Nem sempre a noite clara, a brisa entre o arvoredo, a avenida com luzes esparsas pairando sobre bancos e jardins, parecem a plenitude da paz no fim de verão. Pode ser sim o reflorescer das esperanças dos que se reencontram, o harmonizar do mate solitário no banco de madeira, o gorjear dos pássaros noturnos que sinalizam o início do descanso.
Ou a emboscada da solidão que martela de leve os que carregam na mochila pesada de vazios, a busca insensata das bebidas e drogas, do ser não sendo quase nada, dos que mendigam amores e dinheiro no chão das esquinas desenhado entre folhas e luar.

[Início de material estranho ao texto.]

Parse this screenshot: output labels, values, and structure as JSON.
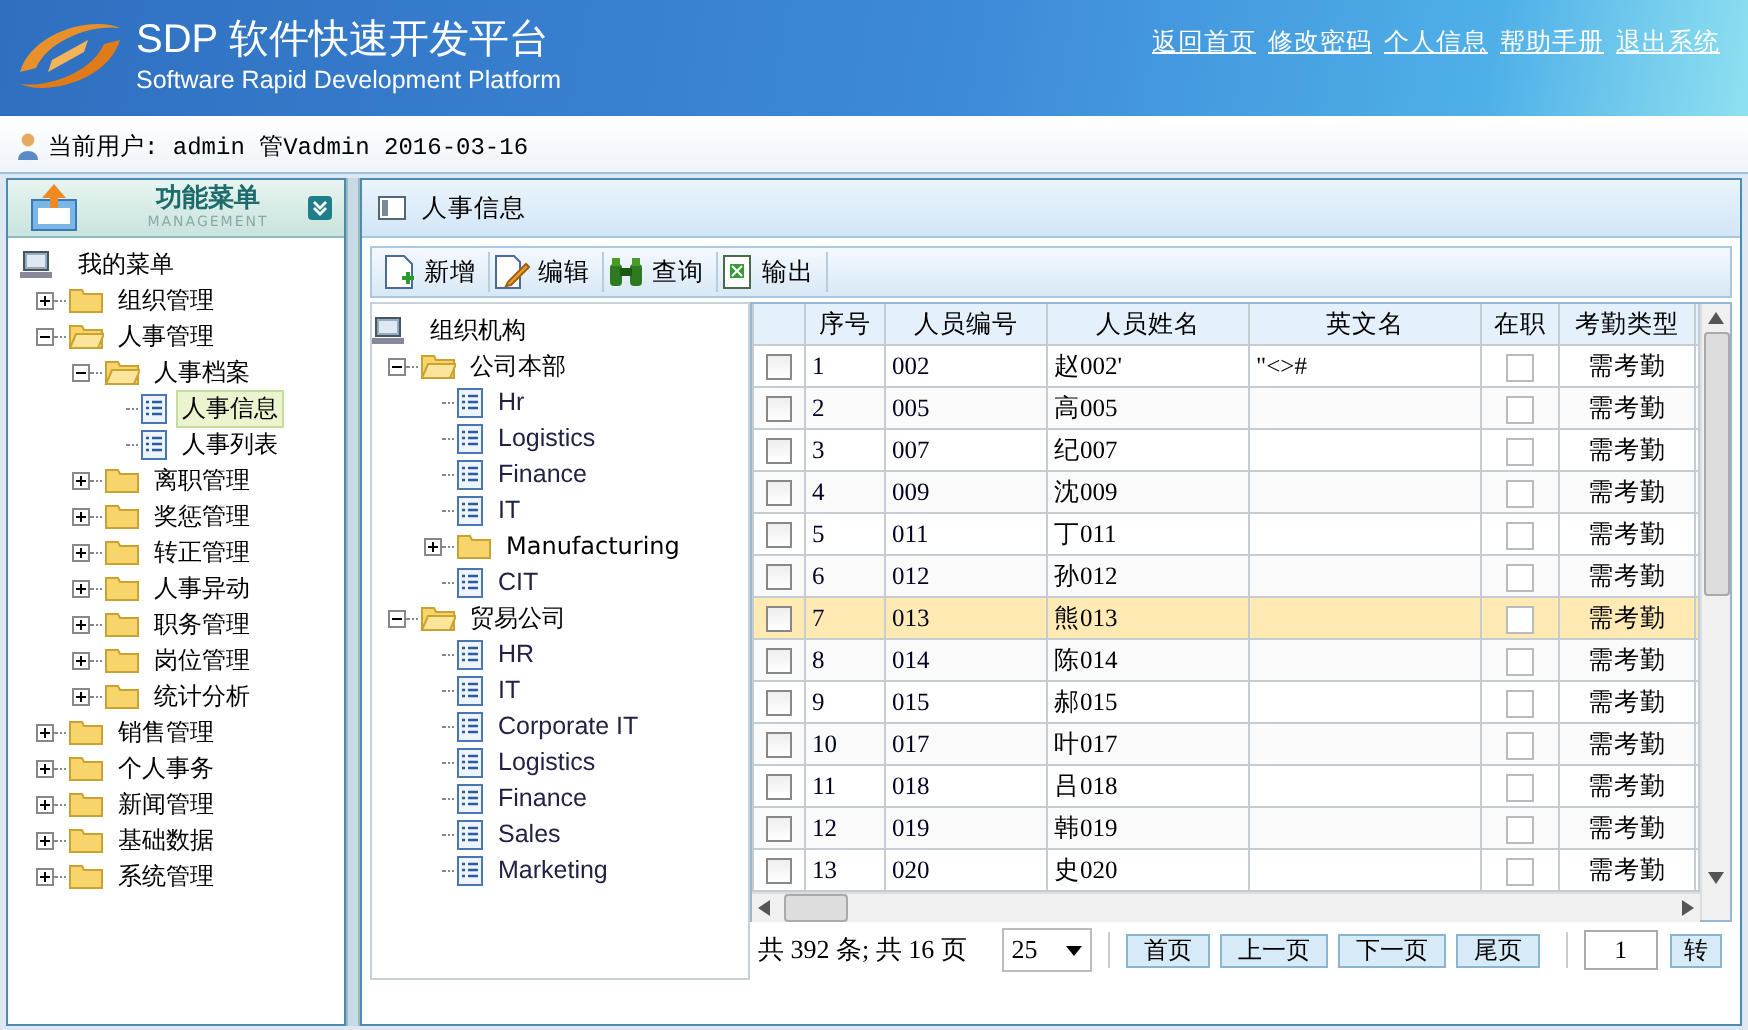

Outro dia, o vi recolhendo latinhas perto do parque infantil. Fumava uma bagana e parecia procurar alguma coisa indefinida, talvez uma dúvida da qual não se livrava. Olhou-me de soslaio e sem vacilar, disparou: o que é cupincha? Surpreso, respondi indeciso: comparsa. Ele reagiu com um grunhido e silenciou.
Pensei em afastar-me, mas perguntei se juntava muito material à noite. Ele repetiu cismado: me chamou de cupincha. Tentei descrever a palavra; seria companheiro?
Ele riu com alguns dentes à mostra. Depois, se aproximou, o que me produziu algum receio. Confidenciou que um camarada o mandou levar drogas até determinado lugar, mas não aceitara. Só vivia de sua cachaça e não queria se sujar. Entendi que "se sujar", em sua linguagem, era tornar-se um criminoso. Concordei que não devia se envolver com drogas. Ele deu uma gargalhada e me abandonou de vez, como se entrasse num mundo paralelo, do qual eu não fazia o menor sentido.
Fiquei alguns minutos observando o arvoredo da avenida, as poucas pessoas que passavam, o veraneio que agonizava bonito como o abandono dos pássaros na maciez dos ninhos.
Afastei-me e pensei na ética humana. Aquele homem podia não ter nada, nem esperança, nem saúde, nem importância para os transeuntes, mas tinha ética. Mesmo que tudo fossem devaneios, não importa, ali estava incrustada a ética em suas convicções mais profundas. Ética não é para todos.